Data Sources for Livestock Type Inventories

The data used to calculate animal inventories come from several different NASS reports. In many cases, the data are available in multiple publications. The January 1 inventory is used for each crop year. Since crop years are run from September through August, the January 1 inventory for 2010/11 would correspond to January 1, 2011.

  • Dairy and beef cattle: Data are from the January issue of the NASS publication Cattle, which provides the January 1 inventory in the table “Cattle Inventory by Class and Calf Crop – United States: January 1.”
  • Sheep: Inventory is from the January issue of the NASS publication Sheep and Goatscontaining the January 1 inventory for all sheep and lambs in the table “U.S. Inventory by Class.”
  • Goats: Inventory is from the NASS Sheep and Goats report. The January inventory of goats in Texas is used for goat inventory. It is found by adding the Texas goat inventories from the following tables: “Angora Goat Inventory by State,” “Milk Goat Inventory by State,” and “Meat and Other Goat Inventory by State.”
  • Horses and mules: There are no NASS data available for horses and mules so this inventory is estimated using a 0.05-percent increase each year.
  • Layers: The layer inventory is an average of the monthly average number of layers on farms for September through August. It is calculated from the NASS publication Chickens and Eggs in the table “Average Number of All Layers on Hand During the Month – United States.”
  • Broilers: Data are from the NASS publication Poultry Production and Value, which reports the number of broilers raised in the table “Broiler Production and Value – States, Total, and 19 Weekly States.” The animal unit inventory calculation uses 25 percent of the prior year and 75 percent of the current year.
  • Pullets: Inventory data are derived from the NASS publication Chickens and Eggs in the table “Egg-Type Chicks Hatched by Month – United States,” and the table, “Intended Placements of Egg-Type Pullet Chicks for Hatchery Supply Flocks by Month –United States.” From these two tables, pullet numbers are calculated as one-half the egg-type chick hatch plus the number of pullets placed in the broiler supply flocks, for September through August.
  • Turkeys: Inventory is calculated from the NASS publication Poultry Production and Value, using the table “Turkey Production and Value – States and United States.” As with broilers, 25 percent of the previous year and 75 percent of the current year (which corresponds to the feed year) are used to calculate January 1 inventory.
  • Hogs: Hog numbers are based on the spring and fall pig crops. The June and January releases of the NASS publication Hogs and Pigs reports U.S. pig crops in the table “Sows Farrowing, Pig Crop, and Pigs per Litter – United States.” The spring pig crop corresponds to December-May, and the fall pig crop corresponds to June-November. Hogs are assumed to be fed for 6 months, with the spring pig crop from the past feed year still on feed in the current feed year. All of the pigs from the fall crop and part of the pigs from the spring crop will also be on feed during different quarters of the current feed year. For example, in the 2010/11 feed year, 20 percent of the spring 2010 pig crop, all the fall 2010 pig crop, and 80 percent of the 2011 pig crop would be on feed and sum to the January 1, 2010, inventory.

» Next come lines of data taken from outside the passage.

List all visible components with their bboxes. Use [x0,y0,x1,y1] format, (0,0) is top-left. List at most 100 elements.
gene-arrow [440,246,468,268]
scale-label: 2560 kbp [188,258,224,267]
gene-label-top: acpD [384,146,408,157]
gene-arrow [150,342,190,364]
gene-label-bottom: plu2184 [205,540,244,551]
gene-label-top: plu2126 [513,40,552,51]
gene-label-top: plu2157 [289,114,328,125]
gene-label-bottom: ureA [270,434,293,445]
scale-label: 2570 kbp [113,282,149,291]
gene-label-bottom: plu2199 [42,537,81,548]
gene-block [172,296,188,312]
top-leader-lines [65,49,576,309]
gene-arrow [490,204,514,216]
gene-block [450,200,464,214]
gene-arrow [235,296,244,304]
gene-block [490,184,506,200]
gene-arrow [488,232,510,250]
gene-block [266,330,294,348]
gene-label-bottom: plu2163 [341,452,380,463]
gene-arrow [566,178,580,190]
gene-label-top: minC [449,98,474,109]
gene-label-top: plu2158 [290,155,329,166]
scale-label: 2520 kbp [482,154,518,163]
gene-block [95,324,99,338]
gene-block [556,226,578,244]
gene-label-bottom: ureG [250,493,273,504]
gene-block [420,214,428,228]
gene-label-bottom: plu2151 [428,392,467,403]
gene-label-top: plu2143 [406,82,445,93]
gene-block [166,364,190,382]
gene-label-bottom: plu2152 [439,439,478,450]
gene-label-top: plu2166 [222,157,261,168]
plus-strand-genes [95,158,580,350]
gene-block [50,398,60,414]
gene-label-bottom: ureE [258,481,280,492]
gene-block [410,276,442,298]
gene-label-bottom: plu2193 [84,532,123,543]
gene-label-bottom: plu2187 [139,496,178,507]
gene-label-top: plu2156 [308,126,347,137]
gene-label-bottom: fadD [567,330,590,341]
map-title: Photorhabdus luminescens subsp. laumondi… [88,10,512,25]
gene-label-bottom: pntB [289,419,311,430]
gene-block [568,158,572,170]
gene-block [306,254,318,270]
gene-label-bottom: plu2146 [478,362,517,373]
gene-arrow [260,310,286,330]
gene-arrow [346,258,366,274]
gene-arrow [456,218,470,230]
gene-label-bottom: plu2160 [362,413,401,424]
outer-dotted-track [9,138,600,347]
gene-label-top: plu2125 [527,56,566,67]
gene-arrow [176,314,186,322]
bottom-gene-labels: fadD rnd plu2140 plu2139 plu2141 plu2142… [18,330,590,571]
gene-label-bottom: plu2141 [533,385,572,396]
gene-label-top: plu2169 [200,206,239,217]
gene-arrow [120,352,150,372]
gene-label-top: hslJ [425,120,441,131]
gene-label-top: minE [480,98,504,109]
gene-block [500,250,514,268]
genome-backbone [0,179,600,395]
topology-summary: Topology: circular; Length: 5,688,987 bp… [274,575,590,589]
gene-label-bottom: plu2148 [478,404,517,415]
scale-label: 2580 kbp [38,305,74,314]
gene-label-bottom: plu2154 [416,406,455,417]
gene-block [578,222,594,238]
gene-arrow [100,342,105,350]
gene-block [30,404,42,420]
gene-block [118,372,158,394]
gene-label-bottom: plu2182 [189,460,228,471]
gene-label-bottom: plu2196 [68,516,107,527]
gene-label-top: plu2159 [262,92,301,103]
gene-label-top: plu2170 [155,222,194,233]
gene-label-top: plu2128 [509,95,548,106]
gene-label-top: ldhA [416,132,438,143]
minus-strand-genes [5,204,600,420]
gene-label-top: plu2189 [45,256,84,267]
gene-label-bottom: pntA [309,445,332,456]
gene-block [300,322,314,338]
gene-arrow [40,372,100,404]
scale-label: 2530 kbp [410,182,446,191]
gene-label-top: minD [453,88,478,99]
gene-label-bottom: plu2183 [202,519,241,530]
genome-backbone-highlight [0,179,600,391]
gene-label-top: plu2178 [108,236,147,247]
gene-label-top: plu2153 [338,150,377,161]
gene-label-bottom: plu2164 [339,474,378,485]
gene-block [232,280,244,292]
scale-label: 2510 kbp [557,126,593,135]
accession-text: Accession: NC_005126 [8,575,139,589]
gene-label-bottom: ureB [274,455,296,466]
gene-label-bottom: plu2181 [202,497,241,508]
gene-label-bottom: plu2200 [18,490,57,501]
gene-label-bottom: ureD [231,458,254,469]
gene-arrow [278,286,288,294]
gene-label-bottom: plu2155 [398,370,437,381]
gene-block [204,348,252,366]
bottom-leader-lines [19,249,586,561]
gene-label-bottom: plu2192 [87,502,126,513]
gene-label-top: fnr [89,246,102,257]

Calculating Animal Unit Indices

In general, the various animal unit calculations are simply the January 1 inventory for a given crop year multiplied by the appropriate factor for the livestock type. In the case of grain and roughage calculations for broilers and turkeys, the inventory is adjusted by using 25 percent of the previous year and 75 percent of the current year’s inventory, to reflect the fact that the September-December quarter falls in one calendar year while the last three quarters (January-August) fall in the following calendar year.

By way of example, the GCAU calculation for dairy cattle for 2012/13 is equal to the 9.150 million dairy cows projected on hand on January 1, 2013, multiplied by the appropriate factor 1.0474, to give 9.515 million GCAUs. A similar procedure is used for other livestock types, and the GCAUs are summed to provide the total GCAU for the period.